MADDE madde çetelesi tutuluyor. Kaygı yaratan en büyük soru şu:
''Savaş sırasında ekonomik çarklar nasıl dönecek?..''
En geniş anlamda, ekonomik büyüklükler açısından değil, tam tersine, savaşın pratikte günlük yaşama, günlük ekonomiye etkileri üzerinde duruluyor.
Önceki akşam Başbakan Abdullah Gül'ün başkanlığında, ilgili ekonomi bakanları ve bürokratlarının toplanma nedeni bu. Kaldı ki, bu ilk toplantı değil, arka arkaya düzenlenen toplantıların dördüncüsü. Tutulan çetele şu ayrıntıda. Savaş çıkarsa:
Türkiye'nin petrol stokları ne kadar? Savaş, petrol ihtiyacımızı ne kadar artırır?
Temel ihtiyaç maddeleri, bu arada temel gıda ürünleri stokları ne kadar? Özellikle ekmek ihtiyacında sorun doğar mı?..
Askeri harcamalarda ne gibi artışlar olabilir?..
Türkiye'nin toplam döviz rezervleri ne kadar?..
Bankalardan para çekilir mi?..
Savaşa karşı, ekonomik refleks. Sorular, bazı kararları da beraberinde getiriyor.

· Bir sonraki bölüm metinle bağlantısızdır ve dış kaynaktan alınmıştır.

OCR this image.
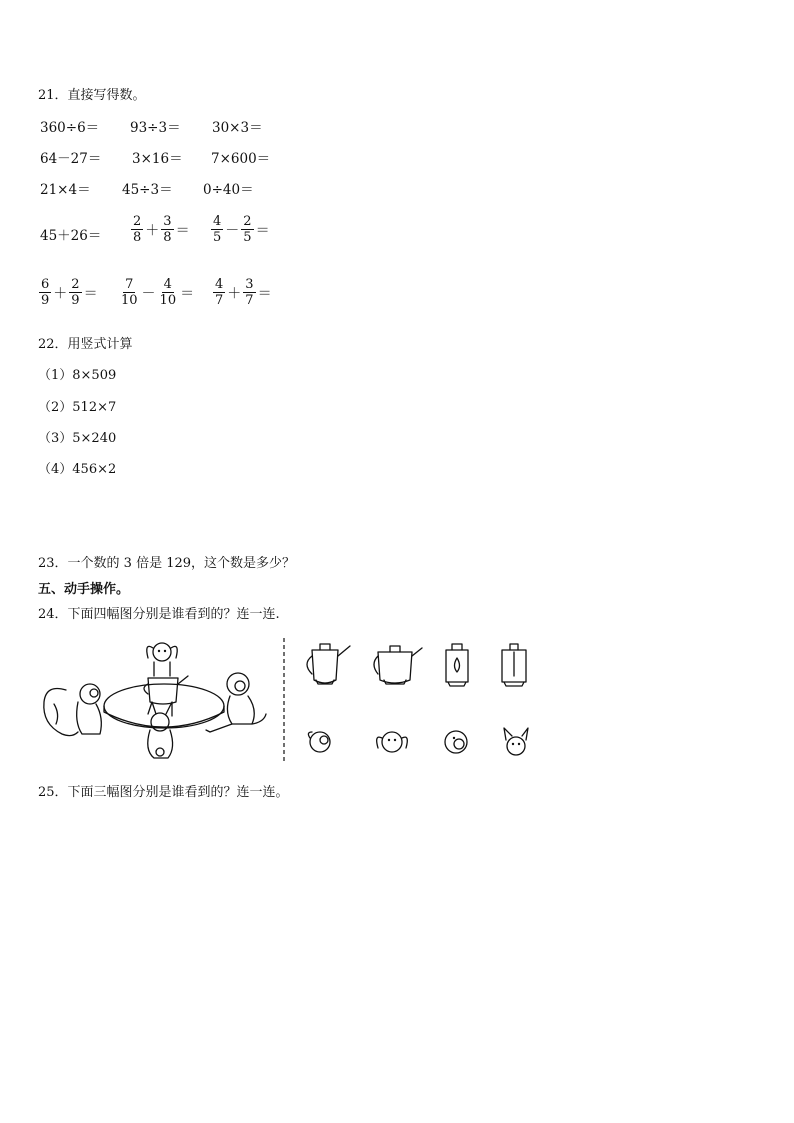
21．直接写得数。
360÷6＝ 93÷3＝ 30×3＝
64－27＝ 3×16＝ 7×600＝
21×4＝ 45÷3＝ 0÷40＝
$45+26= \frac{2}{8} + \frac{3}{8} = \frac{4}{5} - \frac{2}{5}$ ＝
$\frac{6}{9} + \frac{2}{9} = \frac{7}{10} - \frac{4}{10} = \frac{4}{7} + \frac{3}{7}$ ＝
22．用竖式计算
（1）8×509
（2）512×7
（3）5×240
（4）456×2
23．一个数的 3 倍是 129，这个数是多少？
五、动手操作。
24．下面四幅图分别是谁看到的？连一连.
25．下面三幅图分别是谁看到的？连一连。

DÖVİZ STOKU 40.7 MİLYAR DOLAR
Şu anda en rahatlatan konu, döviz stokları. Halen Merkez Bankası'nın 26.7 milyar, bankaların 13 milyar, bir milyar da altın olmak üzere, toplam 40.7 milyar dolarlık rezervi var Türkiye'nin. Geçmişin mirası, bir rekor.
Bankalardan para çekilmesi, geçmiş deneylerden hareketle, pek beklenmiyor. Bankalardaki Türk Lirası miktarı da, gözden geçiriliyor. Orada şimdilik sorun yok. Buna karşılık, borsa düşüşü, dolar yükselişi muhtemel senaryolar arasında.
Diğer kaygı, ekmek sorunu. Bizim halkın tipik kaygısı. Kar yağar, ekmeğe hücum!.. Sel basar, ekmeğe hücum!.. O nedenle, Türkiye buğday ve un ithal etmeye karar veriyor. Zaten, son birkaç aydır buğday ithal ediliyor.
Sonraki kaygı, petrolün ek faturası. Petrolün varili şu anda 27 dolar. Savaşla birlikte, 35-40 dolara fırlaması bekleniyor. Bu da, 2.5 milyar dolarlık ek fatura demek. Petrol ithalatı hızlandırılıyor.
Türk askerinin savaşa doğrudan katılması beklenmiyor. O nedenle, askeri harcamalar, daha çok ulaşım ve diğer lojistik destekle sınırlı. Yani, önemli bir artış yok. Buna para ayrılmış durumda. Ama, doğrudan savaşa katılmak, askeri harcamaları dört kat artırabiliyor.
Alınan kararların siyasal tercümesi var: Savaş, ne yazık ki, uzakta değil. Ankara her yönden savaşa hazırlanıyor.
Savaşın dışında, genel ekonomik tablo da gözden geçiriliyor. Orada ciddi sorunlar var. O bir başka yazı konusu.